Léo Marius: The shutter has been the biggest issue. Habitually a shutter is an extremely precise mechanical piece, and I had to adapt it and try to simplify it to the maximum. It has been hard to print. In the end, my shutter uses a completely different mechanism than the one you can see on a normal SLR camera. But it’s working.

Sculpteo: What is left to do on this project?

In a perfect world, I would like to make a better shutter. For instance, I’ve been thinking about using a string to trigger the shutter. That way, I could reach a much more precise exposure time. Also it could be great to adjust the whole design of the camera. The viewfinder still is too small and it’s difficult to adapt large lenses of this first version. Canon lenses are particularly large for example.

Sculpteo: Do you think about making more of this project?

Léo Marius: I would like to. My goal is to gather a sufficient community around 3D printed camera. With enough persons, I can imagine that we can accelerate, improve and crowdsource the development of new versions. If we think of the DIY community launched by Chris Anderson around drones, I can see something similar for this project. But I definitely want to keep the open source side of the camera.

Sculpteo: How long did you work on this project?

Léo Marius: I’ve had this in mind since quite a long time. I started an earlier version of it three years ago by producing a 3D printed pinhole camera. It laid the ground for some methods that I used for the OpenReflex . But the work around the OpenReflex itself took me three months full time.

Sculpteo: We are now fully embracing the digitalization of photography. It’s funny to think of your project as a way to use digital technology to make analog photography. Is this the meaning of your project?

Léo Marius: The goal of this project is mostly to let users understand how basic technology works. I think that a camera can play a role as a symbol.
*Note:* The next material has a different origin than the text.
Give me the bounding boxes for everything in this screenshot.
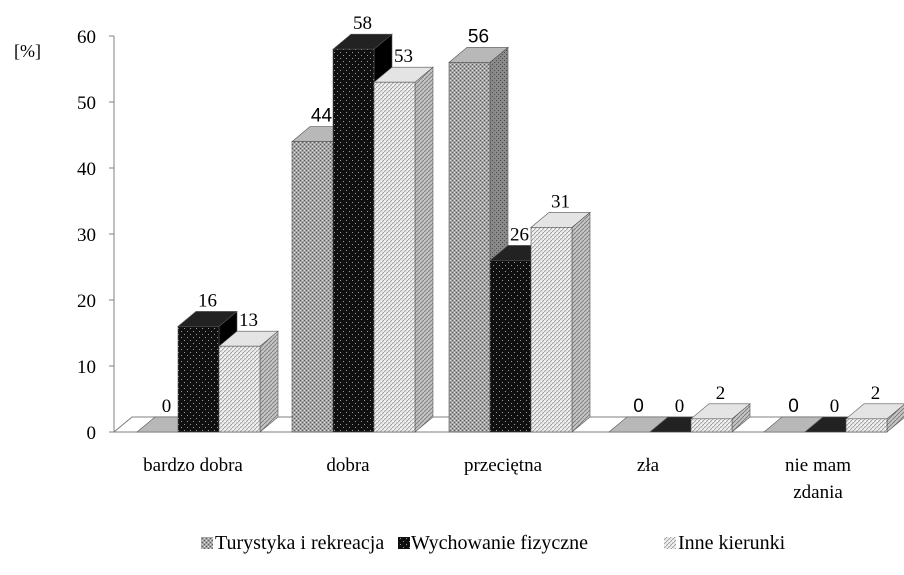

At the beginning, a camera was just a black box (camera obscura), and after a while it evolved so much that we have hundreds of functions on our cameras and we’re simply incapable to understand how they work.
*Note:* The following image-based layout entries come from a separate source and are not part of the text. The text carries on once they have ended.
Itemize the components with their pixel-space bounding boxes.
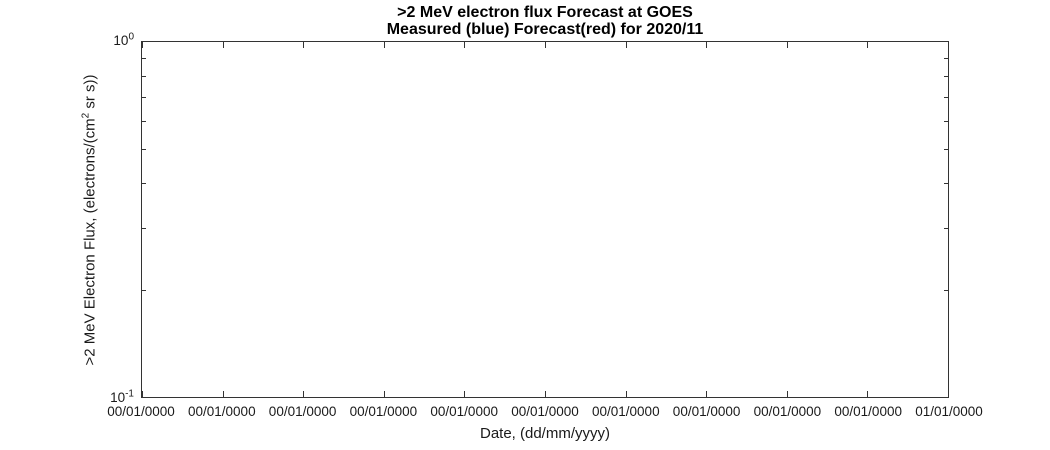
x-tick-label: 00/01/0000: [188, 404, 256, 419]
chart-title: >2 MeV electron flux Forecast at GOES: [397, 4, 693, 21]
x-major-tick-top: [464, 42, 466, 48]
x-major-tick: [948, 391, 949, 397]
x-major-tick-top: [303, 42, 305, 48]
y-minor-tick-right: [944, 96, 948, 98]
x-major-tick-top: [625, 42, 627, 48]
x-major-tick: [303, 391, 305, 397]
y-minor-tick: [142, 148, 146, 150]
y-tick-exponent: -1: [125, 388, 134, 400]
x-tick-label: 00/01/0000: [430, 404, 498, 419]
y-minor-tick: [142, 227, 146, 229]
x-tick-label: 01/01/0000: [915, 404, 983, 419]
y-minor-tick-right: [944, 58, 948, 60]
y-minor-tick-right: [944, 290, 948, 292]
y-axis-label-suffix: sr s)): [81, 74, 99, 113]
x-tick-label: 00/01/0000: [834, 404, 902, 419]
series-plot: [142, 42, 948, 397]
y-axis-label: >2 MeV Electron Flux, (electrons/(cm2 sr…: [80, 74, 99, 366]
x-major-tick: [867, 391, 869, 397]
x-tick-label: 00/01/0000: [672, 404, 741, 419]
y-minor-tick: [142, 76, 146, 78]
x-major-tick-top: [786, 42, 788, 48]
y-minor-tick: [142, 183, 146, 185]
x-major-tick: [545, 391, 546, 397]
chart-subtitle: Measured (blue) Forecast(red) for 2020/1…: [386, 21, 704, 38]
x-major-tick: [222, 391, 224, 397]
plot-area: [141, 41, 949, 398]
x-major-tick: [706, 391, 708, 397]
x-major-tick: [625, 391, 627, 397]
y-tick-exponent: 0: [128, 31, 134, 43]
x-tick-label: 00/01/0000: [268, 404, 337, 419]
x-major-tick-top: [948, 42, 949, 48]
y-minor-tick: [142, 96, 146, 98]
x-major-tick-top: [383, 42, 385, 48]
chart-titles: >2 MeV electron flux Forecast at GOES Me…: [141, 4, 949, 38]
x-major-tick-top: [706, 42, 708, 48]
x-axis-label: Date, (dd/mm/yyyy): [479, 425, 611, 442]
y-minor-tick: [142, 58, 146, 60]
x-major-tick-top: [545, 42, 546, 48]
x-major-tick: [142, 391, 143, 397]
x-major-tick: [786, 391, 788, 397]
y-axis-label-superscript: 2: [80, 112, 92, 119]
x-major-tick: [464, 391, 466, 397]
y-minor-tick-right: [944, 183, 948, 185]
x-tick-label: 00/01/0000: [349, 404, 418, 419]
x-major-tick-top: [142, 42, 143, 48]
x-tick-label: 00/01/0000: [753, 404, 822, 419]
y-tick-base: 10: [110, 390, 126, 405]
x-major-tick: [383, 391, 385, 397]
y-tick-base: 10: [113, 33, 129, 48]
y-minor-tick-right: [944, 227, 948, 229]
x-tick-label: 00/01/0000: [592, 404, 660, 419]
y-minor-tick-right: [944, 148, 948, 150]
y-tick-label: 100: [0, 32, 134, 50]
x-tick-label: 00/01/0000: [107, 404, 175, 419]
y-minor-tick-right: [944, 76, 948, 78]
x-major-tick-top: [867, 42, 869, 48]
x-major-tick-top: [222, 42, 224, 48]
x-tick-label: 00/01/0000: [511, 404, 579, 419]
y-axis-label-prefix: >2 MeV Electron Flux, (electrons/(cm: [81, 118, 99, 366]
y-minor-tick: [142, 290, 146, 292]
y-tick-label: 10-1: [0, 389, 134, 407]
y-minor-tick-right: [944, 120, 948, 122]
y-minor-tick: [142, 120, 146, 122]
Sculpteo: Did you need lots of help?

I worked alone most of the time. I extensively used internet resources to gather technical knowledge about SLR cameras. I met a few engineer of my school for precise questions and they helped me, but in the end I realized this first concept alone. 

Sculpteo: What’s your advice for blog readers who’re hesitant to start with 3D printing?  

Léo Marius: Don’t! As soon as we’re beginning to make our own objects, we come to like it more and more, and soon you can’t stop! One advice though. Think of what you want to print and why you want to print it first!

Sculpteo: What’s your next project? A super 8 camera?

Léo Marius: No, I don’t think so. I’ve never been that much interested by video itself. But if someone want to make one, I’m ready to help. I want to bring the OpenReflex further, with a better shutter and why not some Arduino electronics to improve its functions.

Sculpteo: What’s your advice to anyone wanting to print one?

Leo Marius: You have to try! It’s really not that complicated. All pieces are designed for 3D printing, and none of them should be a problem. The assembly of the camera itself is not more complicated than a Lego Technics. Mostly, it’s exactly the way to start a community. Share your experience.

 Sculpteo: Anything you want to add?

Léo Marius: Don’t hesitate to get in touch with me if you want to start making your own OpenReflex.

Sculpteo’s team is really excited about this project. We hope to present you a version printed with our white plastic material soon. We’re working on it with Leo’s help.